Mama's Gone, Goodbye - Thelma Terry (1901-1966)

Par Olivier Douville

Chicago, 1928-03-29, Columbia - 78t - Orchestre : Thelma Terry and her Playboys : Thelma Terry (contrebasse et leader) ; Johnny Mendel, Carl Rinker (trompettes) ; Floyd O’ Brien (trombone) ; Bud Jacobson (clarinette), Mike Platt (clarinette et saxophone alto), Phil Scowin (clarinette et saxophone ténor) ; Bill Otto (piano) ; Ray Campbell (banjo) ; Gene Krupa (batterie)

Voilà un orchestre bien sympathique et original. Voici neufs bons garçons bien rangés, du moins pour l’enregistrement, sous les indications d’une jeune et jolie femme, contrebassiste de son état, mais sachant faire vibrer et résonner la plupart des instruments à cordes. A la fin des années 1920, cela pouvait étonner quelque peu. De fait la tâche de Thelma Terry était plus que rude. Accablée des indisciplines énervantes de ses hommes de main, elle devait souvent dissuader des avances sexuelles assez lourdes de la part de certains de ses « Playboys » (on ne dira pas qui).

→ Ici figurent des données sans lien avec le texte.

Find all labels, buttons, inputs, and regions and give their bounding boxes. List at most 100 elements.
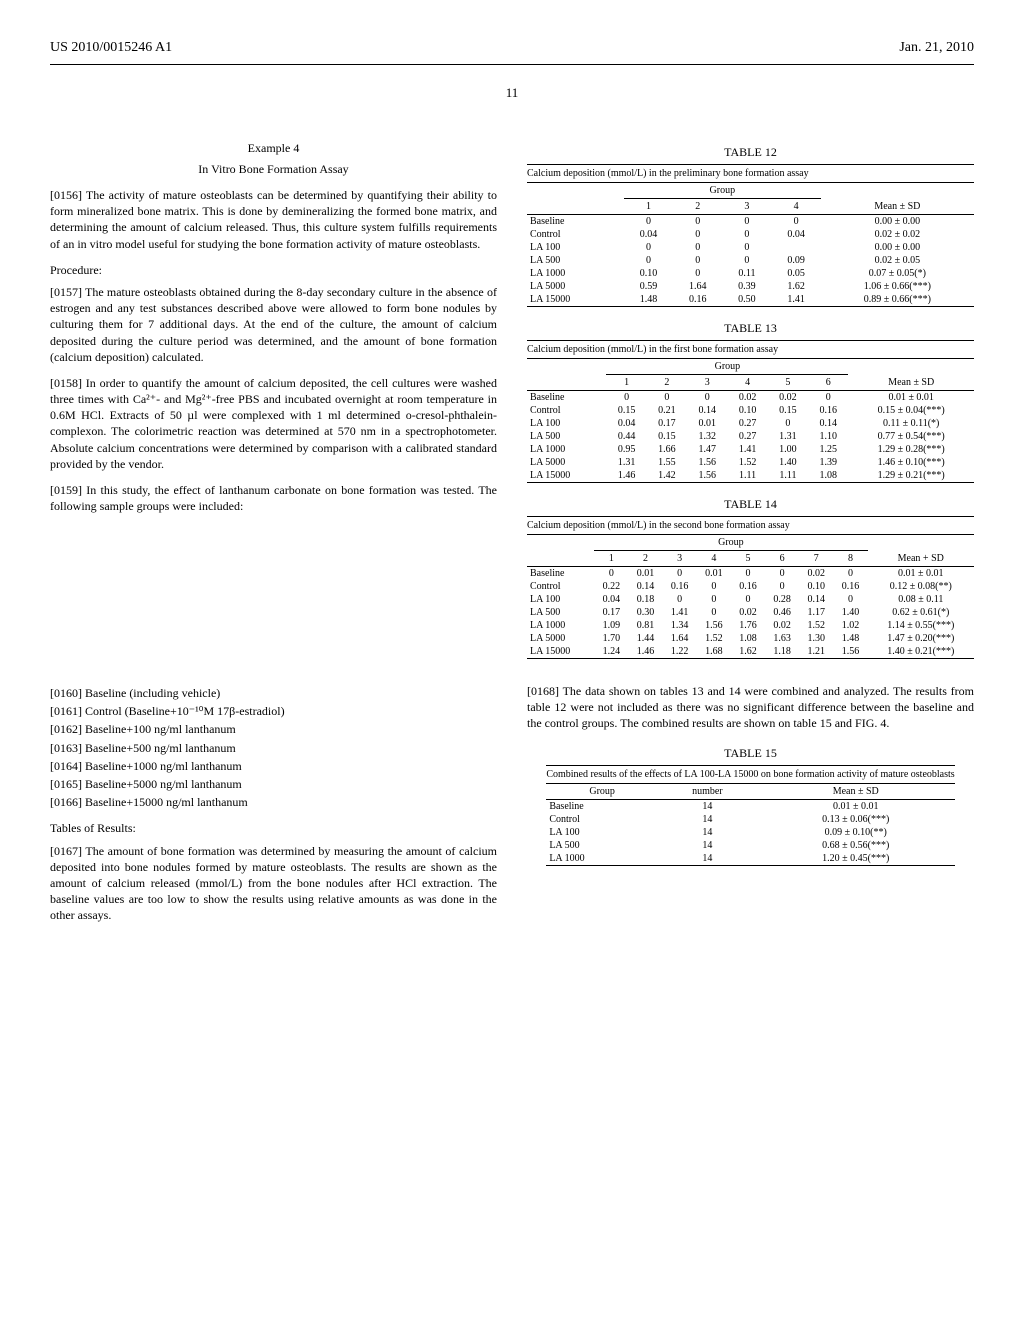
table-cell: 1.46: [606, 469, 646, 483]
table-cell: Control: [546, 813, 658, 826]
table-cell: 0.16: [833, 580, 867, 593]
table-cell: 0.14: [687, 404, 727, 417]
right-column-lower: [0168] The data shown on tables 13 and 1…: [527, 683, 974, 933]
table14: Calcium deposition (mmol/L) in the secon…: [527, 516, 974, 659]
table-cell: 0.16: [663, 580, 697, 593]
table-cell: 0: [833, 593, 867, 606]
table-cell: Baseline: [527, 567, 594, 581]
table-cell: 0: [722, 228, 771, 241]
table-cell: Baseline: [527, 215, 624, 229]
table-cell: 1.11: [768, 469, 808, 483]
table-cell: 0: [647, 391, 687, 405]
table-row: LA 150001.480.160.501.410.89 ± 0.66(***): [527, 293, 974, 307]
table-row: LA 100140.09 ± 0.10(**): [546, 826, 954, 839]
left-column: Example 4 In Vitro Bone Formation Assay …: [50, 131, 497, 659]
table13-header-row: 123456Mean ± SD: [527, 375, 974, 391]
table-cell: 1.29 ± 0.28(***): [848, 443, 974, 456]
table-cell: 1.18: [765, 645, 799, 659]
table-cell: 1.55: [647, 456, 687, 469]
table-cell: LA 500: [546, 839, 658, 852]
table-cell: 0.81: [628, 619, 662, 632]
table13-group: Group: [606, 359, 848, 375]
table-cell: 0.21: [647, 404, 687, 417]
table13-caption: Calcium deposition (mmol/L) in the first…: [527, 341, 974, 359]
table14-header-row: 12345678Mean + SD: [527, 551, 974, 567]
paragraph-0158: [0158] In order to quantify the amount o…: [50, 375, 497, 472]
table-cell: 1.62: [731, 645, 765, 659]
table-cell: Baseline: [527, 391, 606, 405]
table-cell: 1.52: [727, 456, 767, 469]
table-cell: 1.46 ± 0.10(***): [848, 456, 974, 469]
table-cell: 1.09: [594, 619, 628, 632]
table-row: Control140.13 ± 0.06(***): [546, 813, 954, 826]
table14-caption: Calcium deposition (mmol/L) in the secon…: [527, 517, 974, 535]
table-cell: 0: [673, 267, 722, 280]
list-item: [0161] Control (Baseline+10⁻¹⁰M 17β-estr…: [50, 703, 497, 719]
table-cell: 0.04: [594, 593, 628, 606]
table-cell: 0.04: [624, 228, 673, 241]
table-cell: 1.00: [768, 443, 808, 456]
table-cell: 0.14: [808, 417, 848, 430]
table-cell: 0: [768, 417, 808, 430]
table-cell: 0.07 ± 0.05(*): [821, 267, 974, 280]
table-cell: 0.46: [765, 606, 799, 619]
table-row: LA 1000.040.180000.280.1400.08 ± 0.11: [527, 593, 974, 606]
table-cell: 0: [722, 241, 771, 254]
table-cell: 0: [673, 254, 722, 267]
table-cell: 0: [697, 593, 731, 606]
table13-label: TABLE 13: [527, 321, 974, 336]
table-cell: 14: [658, 826, 757, 839]
table-row: LA 10000.1000.110.050.07 ± 0.05(*): [527, 267, 974, 280]
table-cell: 0.01: [628, 567, 662, 581]
table-cell: 0: [606, 391, 646, 405]
table-cell: Control: [527, 404, 606, 417]
table-cell: 0: [663, 567, 697, 581]
table-cell: 0.15 ± 0.04(***): [848, 404, 974, 417]
table12-group: Group: [624, 183, 821, 199]
table-cell: 1.40 ± 0.21(***): [868, 645, 974, 659]
table-cell: LA 500: [527, 254, 624, 267]
table-col-header: [527, 375, 606, 391]
table-cell: 1.52: [799, 619, 833, 632]
table-cell: LA 100: [546, 826, 658, 839]
table-row: Control0.150.210.140.100.150.160.15 ± 0.…: [527, 404, 974, 417]
table-cell: 0.12 ± 0.08(**): [868, 580, 974, 593]
table-cell: 0.00 ± 0.00: [821, 241, 974, 254]
table15: Combined results of the effects of LA 10…: [546, 765, 954, 866]
table-cell: 1.56: [697, 619, 731, 632]
table-cell: 0.02: [768, 391, 808, 405]
table-cell: 0: [833, 567, 867, 581]
table-cell: 1.64: [673, 280, 722, 293]
table-col-header: 1: [606, 375, 646, 391]
table-cell: LA 5000: [527, 632, 594, 645]
table-row: Baseline00.0100.01000.0200.01 ± 0.01: [527, 567, 974, 581]
table-row: LA 50000.591.640.391.621.06 ± 0.66(***): [527, 280, 974, 293]
table12: Calcium deposition (mmol/L) in the preli…: [527, 164, 974, 307]
table-cell: 0.11: [722, 267, 771, 280]
table-cell: 1.39: [808, 456, 848, 469]
table-cell: 1.30: [799, 632, 833, 645]
example-title: In Vitro Bone Formation Assay: [50, 162, 497, 177]
list-item: [0166] Baseline+15000 ng/ml lanthanum: [50, 794, 497, 810]
table-cell: 0.16: [808, 404, 848, 417]
table-cell: 1.29 ± 0.21(***): [848, 469, 974, 483]
table12-caption: Calcium deposition (mmol/L) in the preli…: [527, 165, 974, 183]
list-item: [0160] Baseline (including vehicle): [50, 685, 497, 701]
results-label: Tables of Results:: [50, 820, 497, 836]
table-cell: 1.47: [687, 443, 727, 456]
table-cell: 1.64: [663, 632, 697, 645]
table-cell: 0.10: [799, 580, 833, 593]
table-cell: 1.31: [768, 430, 808, 443]
table-cell: 0.17: [594, 606, 628, 619]
table-cell: 0: [687, 391, 727, 405]
table-cell: 0: [731, 593, 765, 606]
table-cell: 0.15: [768, 404, 808, 417]
table-col-header: [527, 551, 594, 567]
table-cell: 0.77 ± 0.54(***): [848, 430, 974, 443]
table-cell: LA 1000: [527, 619, 594, 632]
table-cell: 1.56: [687, 456, 727, 469]
table-cell: 1.41: [727, 443, 767, 456]
table-col-header: 3: [663, 551, 697, 567]
table-cell: 0.14: [799, 593, 833, 606]
table-cell: 0: [765, 580, 799, 593]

Nous savons peu de chose de Thelma Terry (née Combes). Les deux photos dont nous disposons laissent voir une douceur où la charme se pose et se repose. Une chevelure gominée, ondulée, balaie un sourcil frondeur, les yeux qui nous regarde sans détour, la pâte d’un visage un peu plein épanoui par un sourire nonchalant : son allure à quelque chose d’une fidélité plus qu’agréable à l’esthétique de son époque.

Contrebassiste au tempo souple, à l’attaque franche et à la sonorité pleine (les premières mesures de cet enregistrement en donnent une image favorable et nette), cette bonne instrumentiste a joué avec Eddie Condon et a compté le jeune Gene Krupa, qui avait enregistré ses premiers disques en 1927, et le tromboniste Floyd O’ Brien parmi ses musiciens.

La musique chez les Combes c’est une histoire de femmes. La mère de Thelma qui travaille dans une famille richement investie dans la musique, encourage sa fille à faire partie de l’Orchestre Symphonique Féminin de Chicago. De plus, Thelma suit ses études à l’Austin High School, véritable pépinière de futurs musiciens dixielands : Jimmy Mc Partland, Bud Freeman, Frank Teshmacher et Bud Jacobson.

C’est en 1927 que, selon Eddie Condon, elle forme son groupe des « Playboys » qu’elle maintient en activité durant deux années. L’amour lui fait signe. Elle dissout en 1929 un groupe qui commençait pourtant à faire parler de lui en bien et pour lequel une tournée européenne est envisagée sérieusement, et convole avec un parfait gentleman d’apparence.

Las ! Sa belle romance n’a qu’un temps. Mère d’une petite fille, elle divorce de son mari. Un « come-back » musical la tente, mais la grande « Dépression » économique ruine ses espoirs de trouver un emploi. Il est erroné d’affirmer qu’elle ait pu trouver un engagement durable au « Golden Pumkin » de Chicago pendant cette période.

Son nom s’efface des mémoires. Un film sera tourné sur Gene Krupa qui ne mentionnera nullement Thelma Terry. Aujourd’hui, il nous reste ces quelques cires, versions agréables de chansons à la mode alors. O’ Bryen y est à son avantage. Terry y apporte un soutien de grande qualité, ce qu’elle joue peut évoquer le travail de Joe Tarto, à la même époque, mais semble de meilleure assise.

Le jeu sec et bruyant de Krupa annonce tous les penchants au spectaculaire et la lourdeur dont il ne sera pas avare.

C’est dans un anonymat total qu’elle est décédée d’un cancer de la gorge cette bien aimable pionnière qu’il n’est que temps de redécouvrir.